Job Listing Scraper

This project was developed as part of a university seminar in collaboration with PWC (PricewaterhouseCoopers). The codebase is designed to be easily accessible and deployable using Docker, ensuring a streamlined setup process for users.

My task was to identify suitable sources for data extraction. To achieve this, I analyzed various job portals to assess whether they provide both qualitative and sufficiently quantitative data. Additionally, I evaluated each portal with regard to bot detection mechanisms and the simplicity of their HTML structure.

Based on this analysis, Stepstone emerged as a particularly scraping-friendly and high-quality data source. By using reverse engineering and scraping frameworks, I was able to access the API endpoint and retrieve structured data. The extracted data then only needed to be saved in proper JSON format to be ready for further processing.

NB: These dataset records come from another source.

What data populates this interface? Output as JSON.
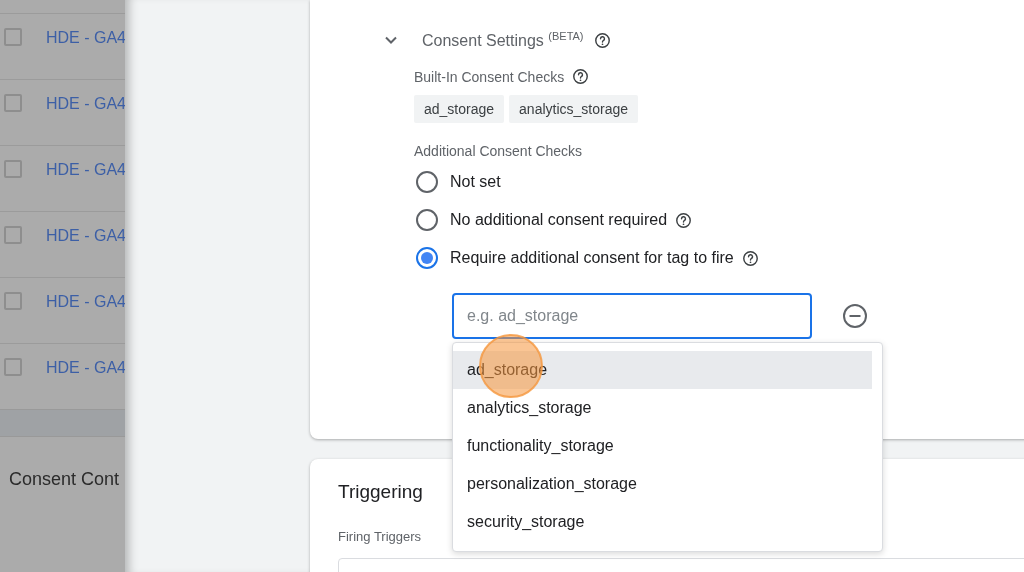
{
  "tag_list": {
    "rows": [
      {
        "checked": false,
        "name": "HDE - GA4"
      },
      {
        "checked": false,
        "name": "HDE - GA4"
      },
      {
        "checked": false,
        "name": "HDE - GA4"
      },
      {
        "checked": false,
        "name": "HDE - GA4"
      },
      {
        "checked": false,
        "name": "HDE - GA4"
      },
      {
        "checked": false,
        "name": "HDE - GA4"
      }
    ],
    "section_title": "Consent Cont"
  },
  "consent_settings": {
    "expanded": true,
    "title": "Consent Settings $^{(BETA)}$",
    "built_in_label": "Built-In Consent Checks",
    "built_in_chips": [
      "ad_storage",
      "analytics_storage"
    ],
    "additional_label": "Additional Consent Checks",
    "options": [
      {
        "label": "Not set",
        "help": false,
        "selected": false
      },
      {
        "label": "No additional consent required",
        "help": true,
        "selected": false
      },
      {
        "label": "Require additional consent for tag to fire",
        "help": true,
        "selected": true
      }
    ],
    "consent_field": {
      "placeholder": "e.g. ad_storage"
    },
    "suggestions": [
      {
        "label": "ad_storage",
        "highlighted": true
      },
      {
        "label": "analytics_storage",
        "highlighted": false
      },
      {
        "label": "functionality_storage",
        "highlighted": false
      },
      {
        "label": "personalization_storage",
        "highlighted": false
      },
      {
        "label": "security_storage",
        "highlighted": false
      }
    ]
  },
  "triggering": {
    "title": "Triggering",
    "firing_triggers_label": "Firing Triggers"
  }
}
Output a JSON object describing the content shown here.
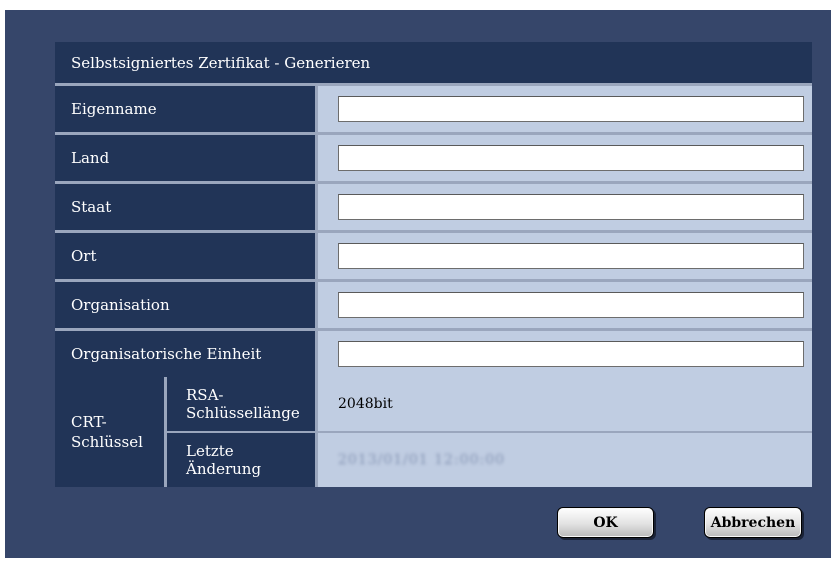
{
  "dialog": {
    "title": "Selbstsigniertes Zertifikat - Generieren"
  },
  "fields": [
    {
      "label": "Eigenname",
      "value": "",
      "placeholder": ""
    },
    {
      "label": "Land",
      "value": "",
      "placeholder": ""
    },
    {
      "label": "Staat",
      "value": "",
      "placeholder": ""
    },
    {
      "label": "Ort",
      "value": "",
      "placeholder": ""
    },
    {
      "label": "Organisation",
      "value": "",
      "placeholder": ""
    },
    {
      "label": "Organisatorische Einheit",
      "value": "",
      "placeholder": ""
    }
  ],
  "crt": {
    "label_line1": "CRT-",
    "label_line2": "Schlüssel",
    "rsa_label_line1": "RSA-",
    "rsa_label_line2": "Schlüssellänge",
    "rsa_value": "2048bit",
    "changed_label_line1": "Letzte",
    "changed_label_line2": "Änderung",
    "changed_value": "2013/01/01 12:00:00"
  },
  "buttons": {
    "ok": "OK",
    "cancel": "Abbrechen"
  },
  "colors": {
    "dialog_bg": "#36466a",
    "label_bg": "#213457",
    "value_bg": "#c0cde2"
  }
}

As a second source, I decided in favour of the Indeed portal. The decision criteria here were very similar to Stepstone. Indeed also offers high quality and a large amount of data. However, Indeed was much more difficult to scrape. On the one hand, the HTML structure is very deeply nested and difficult to analyse. Secondly, Indeed uses Cloud-Flare as an anti-bot mechanism. Using the Scrapy framework is not enough to bypass this captcha test. Even a normal Selenium browser is not sufficient. To solve the test, i decided to use Seleniumbase, an extension of Selenium, which recognises and automatically solves simple captcha tests.

📌 Project Overview

This project emerged from a seminar collaboration between university students and PWC, with the goal of scraping job listing data from Indeed and Stepstone. The extracted data—such as job titles, companies, locations, and descriptions—is stored in a structured format for further analysis.

By leveraging Docker, the project ensures portability and ease of deployment, making it accessible to both academic and professional audiences.

🚀 Features

Scrapes job listings from Indeed and Stepstone
Extracts key job details (e.g., title, company, location, description)
Stores data in a MongoDB database
Containerized with Docker for simplified setup and execution

🛠 Technologies Used

Python 3.x – Core language for scripting and data processing
Seleniumbase – Automates browser interactions for scraping dynamic content
Scrapy – Framework for efficient web scraping
MongoDB – NoSQL database for storing job listing data
Docker – Containerization tool for consistent deployment

⚙️ Setup and Installation

Prerequisites

Docker – Required for containerized deployment
MongoDB – Can be run locally or via MongoDB Atlas
Git – For cloning the repository

Clone the Repository

bash

git clone https://github.com/PhilippCraftLink/PJS_WebScraping.git
cd $path$

Install Dependencies

For local use without Docker:

pip install -r requirements.txt

Set Up MongoDB

Start a local MongoDB instance (mongodb) or use a cloud-hosted solution (e.g., MongoDB Atlas)

Create a database (e.g., job_listings) to store the scraped data

Configure Environment Variables

Use the given or create a .env file in the project root with the following content:

MONGO_URI="your-MongoDB-Connection-Link"

Build and Run with Docker

Build the Docker image:

docker build -t image_Name .

Run the container:

docker run -it --env-file .env image_name

Usage

With Docker: Follow the Build and Run with Docker steps

Locally: After setting up dependencies and MongoDB:

python run_scrapers_parallel.py

Output:

The scraper collects job listings from Indeed and Stepstone and stores them in MongoDB under the collections indeed_jobs and stepstone_jobs.